In the same vein, a recent lawsuit seeking to adjudicate the federal constitutional sufficiency of Amendment 41 in Colorado (full disclosure, Anne McGihon, with whom I practice law, is a plaintiff in the suit), named Governer Bill Ritter as a defendant. The Denver Post reports today that the attorney general has filed, on his behalf, a defense alleging that he can't be sued because he isn't charged with enforcing that law, an ethics board that doesn't yet exist has that job.
I'm not enough of a guru on the technicalities of this kind of litigation to judge the merits of that defense, but I can say with confidence that it should be simply a formality. The Governor in public law litigation is generally a symbolic defendant. Nobody is going to dock his paycheck if he loses the case, or charge him personally for attorneys' fees in the case.
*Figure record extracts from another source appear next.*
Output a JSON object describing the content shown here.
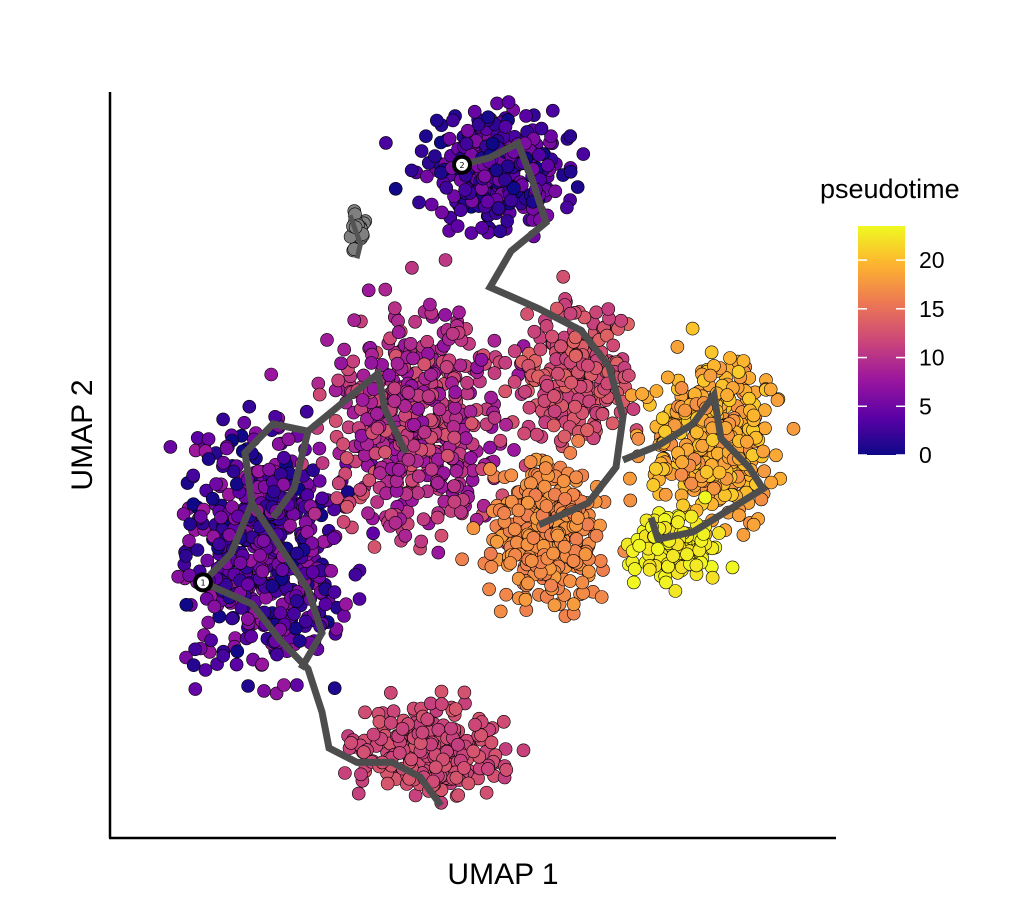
{
  "chart_data": {
    "type": "scatter",
    "title": "",
    "xlabel": "UMAP 1",
    "ylabel": "UMAP 2",
    "x_ticks_shown": false,
    "y_ticks_shown": false,
    "grid": false,
    "legend": {
      "title": "pseudotime",
      "type": "colorbar",
      "placement": "right",
      "range": [
        0,
        23.5
      ],
      "ticks": [
        0,
        5,
        10,
        15,
        20
      ],
      "tick_labels": [
        "0",
        "5",
        "10",
        "15",
        "20"
      ],
      "colors": [
        "#0d0887",
        "#5c01a6",
        "#9c179e",
        "#cc4778",
        "#ed7953",
        "#fdb42f",
        "#f0f921"
      ]
    },
    "unassigned_color": "#808080",
    "trajectory_color": "#4d4d4d",
    "root_nodes": [
      {
        "label": "2",
        "x": 4.6,
        "y": 9.1
      },
      {
        "label": "1",
        "x": 0.9,
        "y": 3.3
      }
    ],
    "regions": [
      {
        "name": "top-cluster",
        "pseudotime_range": [
          0,
          6
        ],
        "center": [
          5.1,
          9.0
        ]
      },
      {
        "name": "left-cluster",
        "pseudotime_range": [
          0,
          8
        ],
        "center": [
          1.8,
          3.8
        ]
      },
      {
        "name": "central-band",
        "pseudotime_range": [
          7,
          13
        ],
        "center": [
          4.0,
          5.5
        ]
      },
      {
        "name": "bottom-lobe",
        "pseudotime_range": [
          11,
          13
        ],
        "center": [
          4.1,
          1.0
        ]
      },
      {
        "name": "right-arc",
        "pseudotime_range": [
          11,
          14
        ],
        "center": [
          6.2,
          6.2
        ]
      },
      {
        "name": "mid-orange",
        "pseudotime_range": [
          16,
          18
        ],
        "center": [
          5.8,
          4.0
        ]
      },
      {
        "name": "right-cluster",
        "pseudotime_range": [
          17,
          21
        ],
        "center": [
          8.2,
          5.3
        ]
      },
      {
        "name": "yellow-tip",
        "pseudotime_range": [
          22,
          23.5
        ],
        "center": [
          7.6,
          3.8
        ]
      },
      {
        "name": "gray-small",
        "pseudotime_range": null,
        "center": [
          3.1,
          8.2
        ]
      }
    ]
  }
}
The plethora of plaintiffs in the Amendment 41 case, and the choice of defendants, both reflect a tradition ridden, standing hobbled tradition of public law litigation. We lack an alternative to do cleanly what ought to be a straightforward task -- a way to quickly obtain a binding court interpretation of what legislation means and whether it is constitutionally valid. Most Western governments have constitutions that expressly give a number of people the power to bring this kind of case, often in a special constitutional court or other public law tribunal. Americans, in contrast, are fuzzy about whether anyone other than line executives in the government, has a right to compel the government to follow the law outside isolated cases.
At other times, the focus on individuals is quite a bit more than a legal fiction. When an agency doesn't do its job, often a remedy is to hold the agency's top executive in contempt of court, potentially exposing that individual to personal fines and imprisonment. Secretary Norton, who faced contempt proceedings in connection with the U.S. Department of Interior's handling of Indian Trust accounts discovered this first hand, as did the Colorado official in charge of the state's mental hospital for the criminally insane, which stopped accepting court orders to take on new patients.
In civil rights suits, the "normal" course is to seek money damages from the particular individuals who committed the wrong doing. But, should the cost of insuring against abusive cops really be finances out of the personal assets of these government employees? Wouldn't it make more sense to hold government's accountable for bad cops, and thereby give them an incentive to maintain discipline in the force as a whole? The requirement that individual participants in the acts be defendants in civil suits is one factor that makes the law surrounding these incidents so convoluted.
As I've noted in previous posts, governmental immunity, likewise, often leads to absurd and unjust results. Our treatment of whistle blowers is also problematic.
While it is a major project, ultimately, I think that this apple is rotten to the core. We need to fundamentally rethink the principles of American public law, because while solving its problems piecemeal can solve some problems, a flawed structure for the entire system invites unforeseeable consequences of a bandaid fix to crop up somewhere else.